Similarly, in early May Sony executive Michael Aragon indicated concerns over data caps were causing Sony to reconsider launching its own Internet video services designed to compete with cable and satellite. Aragon indicated Sony was looking for “clarity” on whether Comcast would exempt its own services from data limits. Now, Sony seems to have that clarity — and it may mean a potential competitor never gets off the ground. Similarly, Intel’s reported upcoming Internet-based live television service may face significant hurdles if it has to compete against provider-based services that are exempt from bandwidth limits.

Bottom line

Fiber Optic Beauty Shot

Right now, it doesn’t matter very much whether Comcast’s usage tiers for residential customers are 250GB or 300GB — the limits are still far higher than most households need — for now — and the extra 20 percent isn’t going to be a tremendous benefit for folks who are challenged by the 250GB limit. Being able to pay for a bit more bandwidth — instead of having their service cut off — will undoubtedly be welcome.

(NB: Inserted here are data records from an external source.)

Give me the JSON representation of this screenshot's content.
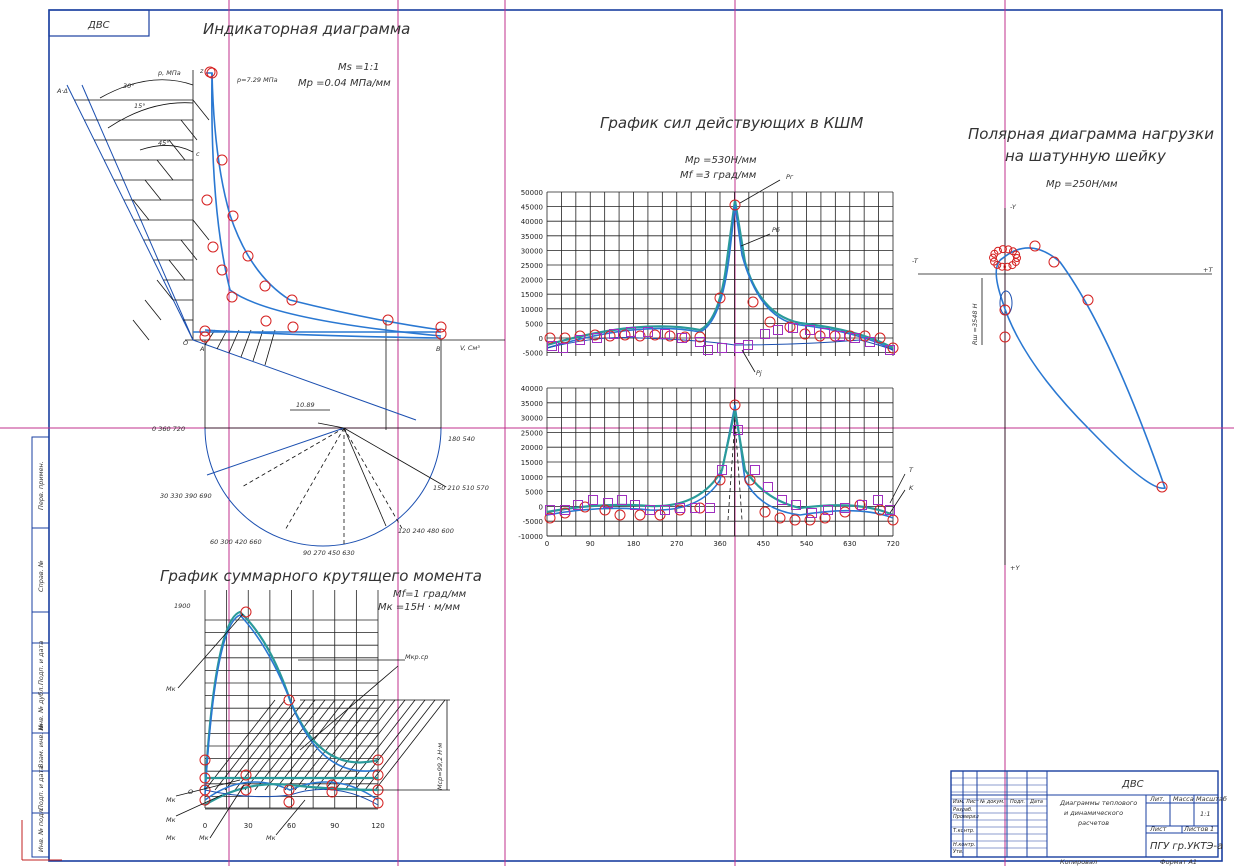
{
  "stamp": {
    "top_left": "ДВС"
  },
  "indicator": {
    "title": "Индикаторная диаграмма",
    "scale_s": "Ms =1:1",
    "scale_p": "Mp =0.04 МПа/мм",
    "p_axis": "p, МПа",
    "p_value": "p=7.29 МПа",
    "v_axis": "V, См³",
    "angles": [
      "30°",
      "15°",
      "45°"
    ],
    "point_labels": [
      "O",
      "A",
      "B",
      "c",
      "z",
      "a",
      "b",
      "A·Δ"
    ],
    "radius_label": "10.89",
    "crank_labels": [
      "0  360  720",
      "180  540",
      "30  330  390  690",
      "60  300  420  660",
      "90  270  450  630",
      "120  240  480  600",
      "150  210  510  570"
    ]
  },
  "forces": {
    "title": "График сил действующих в КШМ",
    "scale_p": "Mp =530Н/мм",
    "scale_phi": "Mf =3 град/мм",
    "y_ticks_top": [
      "50000",
      "45000",
      "40000",
      "35000",
      "30000",
      "25000",
      "20000",
      "15000",
      "10000",
      "5000",
      "0",
      "-5000"
    ],
    "y_ticks_bottom": [
      "40000",
      "35000",
      "30000",
      "25000",
      "20000",
      "15000",
      "10000",
      "5000",
      "0",
      "-5000",
      "-10000"
    ],
    "x_ticks": [
      "0",
      "90",
      "180",
      "270",
      "360",
      "450",
      "540",
      "630",
      "720"
    ],
    "curve_labels": [
      "Pг",
      "Pб",
      "Pj",
      "T",
      "K"
    ]
  },
  "polar": {
    "title_line1": "Полярная диаграмма нагрузки",
    "title_line2": "на шатунную шейку",
    "scale": "Mp =250Н/мм",
    "axes": [
      "-Y",
      "+Y",
      "-T",
      "+T"
    ],
    "offset_label": "Rш =3548 Н"
  },
  "torque": {
    "title": "График суммарного крутящего момента",
    "scale_phi": "Mf=1 град/мм",
    "scale_m": "Mк =15Н · м/мм",
    "y_tick": "1900",
    "x_ticks": [
      "0",
      "30",
      "60",
      "90",
      "120"
    ],
    "curve_labels": [
      "Mк",
      "Mкр",
      "Mср",
      "Mк",
      "Mк",
      "Mк",
      "Mк",
      "Mк"
    ],
    "mean_label": "Mкр.ср",
    "side_label": "Mср=99,2 Н·м",
    "o_label": "O"
  },
  "title_block": {
    "product": "ДВС",
    "drawing_name_1": "Диаграммы теплового",
    "drawing_name_2": "и динамического",
    "drawing_name_3": "расчетов",
    "org": "ПГУ гр.УКТЭ-а",
    "litera": "Лит.",
    "mass": "Масса",
    "scale_head": "Масштаб",
    "scale_val": "1:1",
    "sheet": "Лист",
    "sheets": "Листов",
    "sheets_val": "1",
    "rows": [
      "Изм.",
      "Лист",
      "№ докум.",
      "Подп.",
      "Дата",
      "Разраб.",
      "Проверил",
      "Т.контр.",
      "Н.контр.",
      "Утв."
    ],
    "copied": "Копировал",
    "format": "Формат   A1"
  },
  "side_strip": [
    "Перв. примен.",
    "Справ. №",
    "Подп. и дата",
    "Инв. № дубл.",
    "Взам. инв. №",
    "Подп. и дата",
    "Инв. № подл."
  ],
  "colors": {
    "frame": "#1a3fa0",
    "curve": "#2a78d2",
    "teal": "#2a9a9a",
    "marker_red": "#d52020",
    "marker_purple": "#a030c0",
    "guide": "#c0308c"
  }
}
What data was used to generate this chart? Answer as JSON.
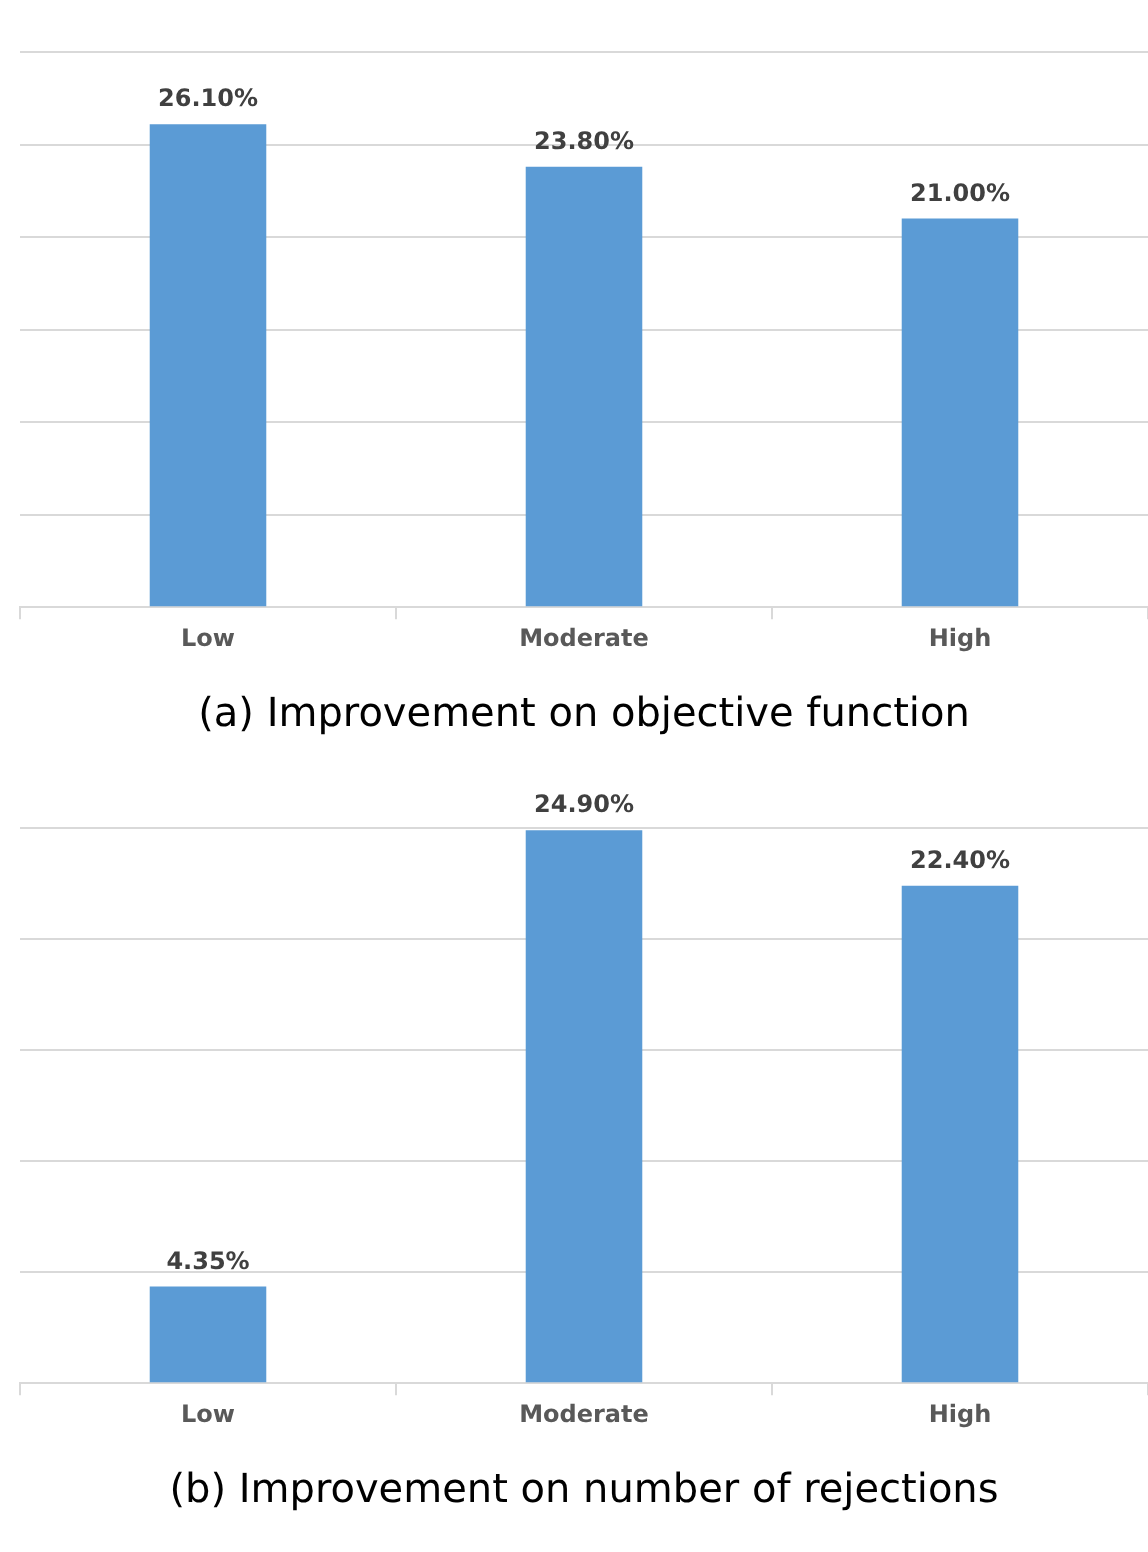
{
  "chart_data": [
    {
      "type": "bar",
      "title": "(a) Improvement on objective function",
      "categories": [
        "Low",
        "Moderate",
        "High"
      ],
      "values": [
        26.1,
        23.8,
        21.0
      ],
      "value_labels": [
        "26.10%",
        "23.80%",
        "21.00%"
      ],
      "color": "#5b9bd5",
      "grid": "y",
      "tick_labels": "x"
    },
    {
      "type": "bar",
      "title": "(b) Improvement on number of rejections",
      "categories": [
        "Low",
        "Moderate",
        "High"
      ],
      "values": [
        4.35,
        24.9,
        22.4
      ],
      "value_labels": [
        "4.35%",
        "24.90%",
        "22.40%"
      ],
      "color": "#5b9bd5",
      "grid": "y",
      "tick_labels": "x"
    }
  ]
}
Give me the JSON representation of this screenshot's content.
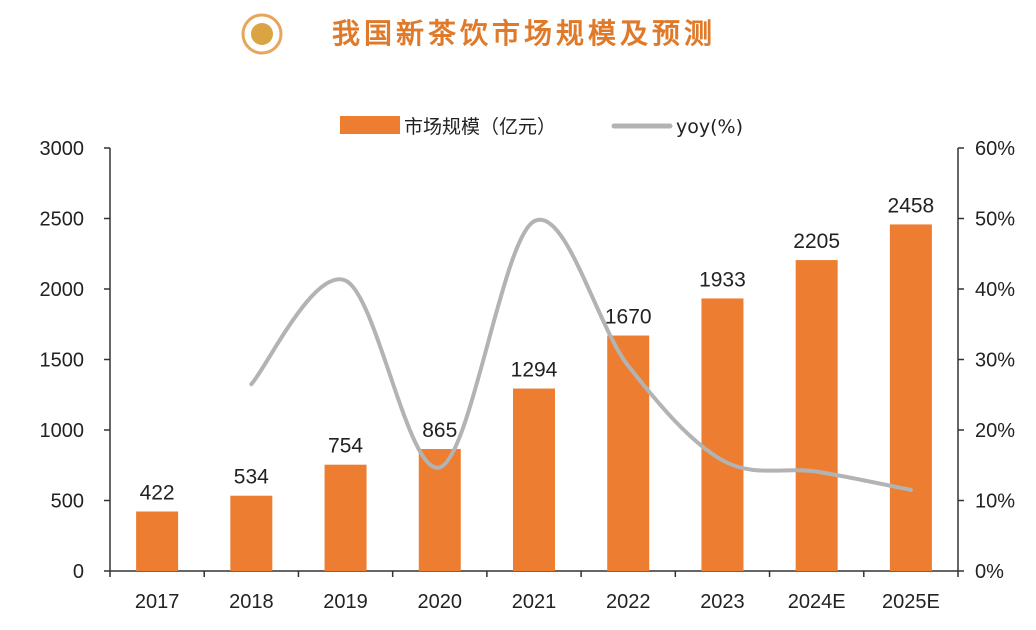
{
  "title": "我国新茶饮市场规模及预测",
  "colors": {
    "bar": "#ED7D31",
    "line": "#B3B3B3",
    "title": "#E07A2B",
    "icon_outer": "#E8A55C",
    "icon_inner": "#D9A441"
  },
  "chart_data": {
    "type": "bar",
    "categories": [
      "2017",
      "2018",
      "2019",
      "2020",
      "2021",
      "2022",
      "2023",
      "2024E",
      "2025E"
    ],
    "series": [
      {
        "name": "市场规模（亿元）",
        "type": "bar",
        "axis": "left",
        "values": [
          422,
          534,
          754,
          865,
          1294,
          1670,
          1933,
          2205,
          2458
        ]
      },
      {
        "name": "yoy(%)",
        "type": "line",
        "axis": "right",
        "values": [
          null,
          26.5,
          41.2,
          14.7,
          49.6,
          29.1,
          15.7,
          14.1,
          11.5
        ]
      }
    ],
    "data_labels": [
      "422",
      "534",
      "754",
      "865",
      "1294",
      "1670",
      "1933",
      "2205",
      "2458"
    ],
    "left_axis": {
      "ylim": [
        0,
        3000
      ],
      "ticks": [
        "0",
        "500",
        "1000",
        "1500",
        "2000",
        "2500",
        "3000"
      ]
    },
    "right_axis": {
      "ylim": [
        0,
        60
      ],
      "ticks": [
        "0%",
        "10%",
        "20%",
        "30%",
        "40%",
        "50%",
        "60%"
      ]
    },
    "legend_position": "top-center",
    "grid": false
  }
}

The catch, however, is when services like the Xfinity service for Xbox 360 are except from bandwidth requirements. A small handful of companies are the gatekeepers for home broadband Internet access for most Americans: think Comcast, Time Warner, Verizon, AT&T, Charter, and Cox. Current industry estimates indicate that about half of all U.S.household broadband connections are now subject to usage caps.

If Comcast succeeds in establishing a business where certain types of traffic will be exempt from broadband limitations, other major ISPs will follow suit. Maybe one or two strike deals with Netflix, one or two strike deals with Apple, a couple make agreements with Sony or Amazon or Google. Regardless of whether bandwidth caps are low enough to have a real-world impact on most broadband users, it still creates a new kind of Internet where data from an ISP’s preferred partners incurs less cost to consumers than data from its competitors. Given that many Americans have few choices (or, in many cases no choice) of broadband providers, it doesn’t take much price discrimination to put someone over a barrel.